La clausura de la polémica, entonces, ancla en el consenso sobre la diferencia entre sujetos y objetos de la escritura, en la legibilidad de la clase y en la función de la representación. Puede decirse, finalmente, que la operación naturalista ha sido un éxito: la élite es artífice de una literatura en la que hay 'malos olores' pero ya no le pertenecen.








Obras citadas

  • CAMBACERES, Eugenio. En la sangre. Buenos Aires: Ediciones Colihue, 1984.
  • ——. Pot-pourri. Buenos Aires: Hyspamérica, 1984.
  • CYMERMAN, CLAUDE. Eugenio Cambaceres por él mismo (Cinco cartas inéditas del autor de Pot-pourri). Buenos Aires: Facultad de Filosofía y Letras, 1971.
  • FRUGONI DE FRITZSCHE, Teresita. El naturalismo en Buenos Aires. Buenos Aires: Facultad de Filosofía y Letras, 1966.
  • GARCÍA MÉROU, Martín. «Las novelas de Cambaceres». Libros y autores. 1885.
  • IGLESIA, Cristina. «Breve tratado sobre el silbido en la literatura nacional». Revista Interamericana de Bibliografía, vol. XLV, n.º 3 (1995).
  • MITTERAND, Henri. «Dossier». Émile Zola. Pot-bouille. París: Gallimard, 1982.
  • PERROT, Michelle. «El secreto del individuo». Historia de la vida privada. Sociedad burguesa: aspectos concretos de la vida privada (t. VIII). Philippe Aries y Georges Duby, directores. Trad. de F. Pérez Gutiérrez y B. García. Buenos Aires: Taurus, 1989.
  • RECALDE, Héctor. El primer Congreso Pedagógico. Buenos Aires: Centro Editor de América Latina, 1987.
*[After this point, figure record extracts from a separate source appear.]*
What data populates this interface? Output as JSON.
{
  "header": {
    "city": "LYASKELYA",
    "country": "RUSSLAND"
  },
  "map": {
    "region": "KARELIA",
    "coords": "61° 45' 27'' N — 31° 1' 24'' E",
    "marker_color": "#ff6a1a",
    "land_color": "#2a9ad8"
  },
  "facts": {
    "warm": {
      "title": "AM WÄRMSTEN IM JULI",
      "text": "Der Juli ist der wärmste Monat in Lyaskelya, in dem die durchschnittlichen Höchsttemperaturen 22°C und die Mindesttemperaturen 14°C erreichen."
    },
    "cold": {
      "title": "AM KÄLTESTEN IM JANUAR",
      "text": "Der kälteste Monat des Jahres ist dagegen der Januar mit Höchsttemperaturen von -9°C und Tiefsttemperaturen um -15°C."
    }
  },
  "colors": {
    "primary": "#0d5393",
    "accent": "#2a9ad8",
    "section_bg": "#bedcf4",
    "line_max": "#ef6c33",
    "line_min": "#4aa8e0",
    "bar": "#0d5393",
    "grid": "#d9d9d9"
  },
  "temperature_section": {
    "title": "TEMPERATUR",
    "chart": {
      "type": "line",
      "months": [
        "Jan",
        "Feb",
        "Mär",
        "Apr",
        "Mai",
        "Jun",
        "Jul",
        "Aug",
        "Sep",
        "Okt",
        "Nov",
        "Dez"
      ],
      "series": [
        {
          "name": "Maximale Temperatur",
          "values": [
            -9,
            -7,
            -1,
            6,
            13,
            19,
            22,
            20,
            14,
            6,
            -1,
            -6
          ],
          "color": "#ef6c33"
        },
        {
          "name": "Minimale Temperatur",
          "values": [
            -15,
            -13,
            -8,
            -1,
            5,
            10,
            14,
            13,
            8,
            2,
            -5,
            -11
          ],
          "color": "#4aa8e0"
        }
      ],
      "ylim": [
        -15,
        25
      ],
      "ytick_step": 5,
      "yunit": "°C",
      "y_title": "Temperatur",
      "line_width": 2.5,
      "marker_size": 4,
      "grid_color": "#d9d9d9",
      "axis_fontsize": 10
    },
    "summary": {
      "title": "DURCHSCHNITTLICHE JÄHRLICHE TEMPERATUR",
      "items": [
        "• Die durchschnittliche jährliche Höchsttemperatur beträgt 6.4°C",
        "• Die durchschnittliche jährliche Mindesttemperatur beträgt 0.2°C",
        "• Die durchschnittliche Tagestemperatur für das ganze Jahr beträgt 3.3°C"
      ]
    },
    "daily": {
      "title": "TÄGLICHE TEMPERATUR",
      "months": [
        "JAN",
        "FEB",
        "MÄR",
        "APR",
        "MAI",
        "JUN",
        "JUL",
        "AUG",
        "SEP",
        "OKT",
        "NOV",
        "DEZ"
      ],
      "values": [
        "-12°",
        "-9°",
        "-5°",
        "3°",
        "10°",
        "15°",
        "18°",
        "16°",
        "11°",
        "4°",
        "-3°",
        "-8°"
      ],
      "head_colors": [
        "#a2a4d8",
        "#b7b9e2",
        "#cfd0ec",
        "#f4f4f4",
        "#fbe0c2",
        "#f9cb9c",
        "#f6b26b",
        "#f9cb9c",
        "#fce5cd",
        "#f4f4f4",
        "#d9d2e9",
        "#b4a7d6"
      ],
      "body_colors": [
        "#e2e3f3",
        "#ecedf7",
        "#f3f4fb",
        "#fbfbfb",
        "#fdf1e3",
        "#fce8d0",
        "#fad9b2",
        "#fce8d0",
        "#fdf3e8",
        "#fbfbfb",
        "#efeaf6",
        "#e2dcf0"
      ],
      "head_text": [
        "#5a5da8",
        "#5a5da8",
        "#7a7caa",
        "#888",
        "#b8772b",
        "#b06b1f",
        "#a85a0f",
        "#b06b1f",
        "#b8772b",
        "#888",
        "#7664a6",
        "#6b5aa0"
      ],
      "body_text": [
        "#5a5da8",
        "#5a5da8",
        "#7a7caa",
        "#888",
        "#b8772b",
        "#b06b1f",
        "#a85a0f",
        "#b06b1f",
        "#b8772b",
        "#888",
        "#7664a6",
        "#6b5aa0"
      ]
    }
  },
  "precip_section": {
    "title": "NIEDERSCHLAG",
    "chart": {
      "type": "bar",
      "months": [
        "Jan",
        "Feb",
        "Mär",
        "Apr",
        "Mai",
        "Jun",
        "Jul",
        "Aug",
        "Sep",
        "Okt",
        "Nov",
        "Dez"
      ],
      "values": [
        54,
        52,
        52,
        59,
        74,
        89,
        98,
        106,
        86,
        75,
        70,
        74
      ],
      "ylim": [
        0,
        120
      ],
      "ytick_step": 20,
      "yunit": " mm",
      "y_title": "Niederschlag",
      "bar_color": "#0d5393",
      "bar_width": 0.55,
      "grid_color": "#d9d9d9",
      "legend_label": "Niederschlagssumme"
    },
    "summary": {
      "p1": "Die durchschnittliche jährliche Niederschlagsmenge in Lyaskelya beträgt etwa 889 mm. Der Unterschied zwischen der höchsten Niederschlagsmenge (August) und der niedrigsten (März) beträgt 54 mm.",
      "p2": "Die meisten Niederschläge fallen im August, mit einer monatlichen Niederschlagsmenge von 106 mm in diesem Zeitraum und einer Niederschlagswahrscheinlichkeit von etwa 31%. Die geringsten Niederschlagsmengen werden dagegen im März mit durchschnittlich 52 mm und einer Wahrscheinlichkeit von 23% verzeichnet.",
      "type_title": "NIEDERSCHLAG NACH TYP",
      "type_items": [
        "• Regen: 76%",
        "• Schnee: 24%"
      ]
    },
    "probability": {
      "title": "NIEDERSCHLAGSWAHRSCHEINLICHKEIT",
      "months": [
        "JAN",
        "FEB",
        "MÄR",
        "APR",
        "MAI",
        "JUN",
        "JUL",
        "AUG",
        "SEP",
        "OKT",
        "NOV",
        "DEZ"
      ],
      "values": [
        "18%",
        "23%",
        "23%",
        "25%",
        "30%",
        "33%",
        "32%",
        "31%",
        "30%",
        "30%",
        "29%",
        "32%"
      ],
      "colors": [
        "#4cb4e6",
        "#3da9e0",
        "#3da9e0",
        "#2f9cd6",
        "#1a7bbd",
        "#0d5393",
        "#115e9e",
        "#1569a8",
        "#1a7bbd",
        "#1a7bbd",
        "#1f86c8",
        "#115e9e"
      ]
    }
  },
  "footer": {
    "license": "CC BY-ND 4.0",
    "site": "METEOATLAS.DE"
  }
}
  • ——. Matrimonio civil y divorcio. Buenos Aires: Centro Editor de América Latina, 1986.
  • RIFFATERRE, Michael. Fictional truth. London: The John Hopkins University Press, 1990.
  • SCHARF, Aaron. Arte y fotografía. Trad. Jesús P. de Santayana. Madrid: Alianza Editorial, 1994.
  • SÜSSEKIND, Flora. Tal Brasil, qual romance?. Río de Janeiro: Achiamé, 1984.
  • WILLIAMS, Raymond. Cultura. Sociología de la comunicación y del arte. Trad. G. Baravalle. Barcelona: Paidós, 1981.
  • ZOLA, Émile. Pot-bouille. París: Gallimard, 1982.